Thursday, April 05, 2007


I'm posting from Siem Reap, Cambodia, which is best known as home of the temples of Angkor. The Angkor empire dominated South-East asia about a thousand years ago, then fell into obscurity. For centuries these giant stone temples were lost to the jungles and known only to the local villagers. Now that the prospect of war has lifted from Cambodian life, the site is seeing unprecedented numbers of visitors, increasing rapidly each year.

I spent the last 3 days touring the temples. It's my second time here, but this time I explored many more of the temples. They cover a wide area at the north eastern corner of the Tonle Sap lake, the massive lake dominating the Cambodian heartland.
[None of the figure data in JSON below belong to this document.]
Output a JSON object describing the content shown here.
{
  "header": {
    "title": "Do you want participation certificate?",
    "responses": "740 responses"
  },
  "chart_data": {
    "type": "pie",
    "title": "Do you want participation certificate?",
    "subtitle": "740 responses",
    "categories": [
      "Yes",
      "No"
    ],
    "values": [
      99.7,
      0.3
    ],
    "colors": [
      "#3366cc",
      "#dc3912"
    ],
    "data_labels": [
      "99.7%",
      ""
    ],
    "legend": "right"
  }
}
This unique lake receives an influx of water from the Mekong each year, when the water journeying towards the sea overwhelms the Mekong Delta in Southern Vietnam and backs up into the lake, multiplying it's size four fold. As the water recedes from the lake throughout the year, rice is planted continuously on the newly exposed, highly fertile land.

The Khmer Empire, which had it's capitol at Angkor, dominated south-east Asia at it's height, encompassing large swaths on land in modern day Thailand, Laos, Malaysia, and Vietnam. Much of today's cultural and religious life is rooted in heritage of this vast empire.

Look at my Flickr photos to get an idea what it's like at Angkor.

From India I spent 10 days in intensive Vipassana meditation at a center outside of Bangkok. There, I put my strength of will to the test. Wake up bell was at 4:00 AM. The days were filled with meditation (about 11 hours each day). We were also forbidden from speaking with our fellow meditators. A difficult but worthwhile experience. This organization has meditation centers worldwide, but Vipassana meditation centers with varying methodologies and degrees of strictness are to be found throughout S.E. Asia.

We are now in the peak of the Cambodian summer. This means a kind of heat that I thought only existed in the lower hells. I can feel the sun cooking my exposed skin like rotisserie chicken. From the 13th to 15th of this month the Khmer's celebrate the Cambodian New Year. I'll most likely be in Phnom Penh for this. This is known as Songkran (or Thai New Year) in Thailand and is also celebrated in Laos and Myanmar. I've been in Laos and Thailand for it in past years.... always an excellent time! I'm looking forward to seeing the Cambodian take on it.

More from the Capitol (Phnom Penh)...


pj said...

Love those gold spired hats!

Benji said...

i found your blog as a bookmark after looking through my mom's computer over spring break. it's great to hear of your travels. i hope one day to see the world, but not the tourist parts, but the actual civilizations people live.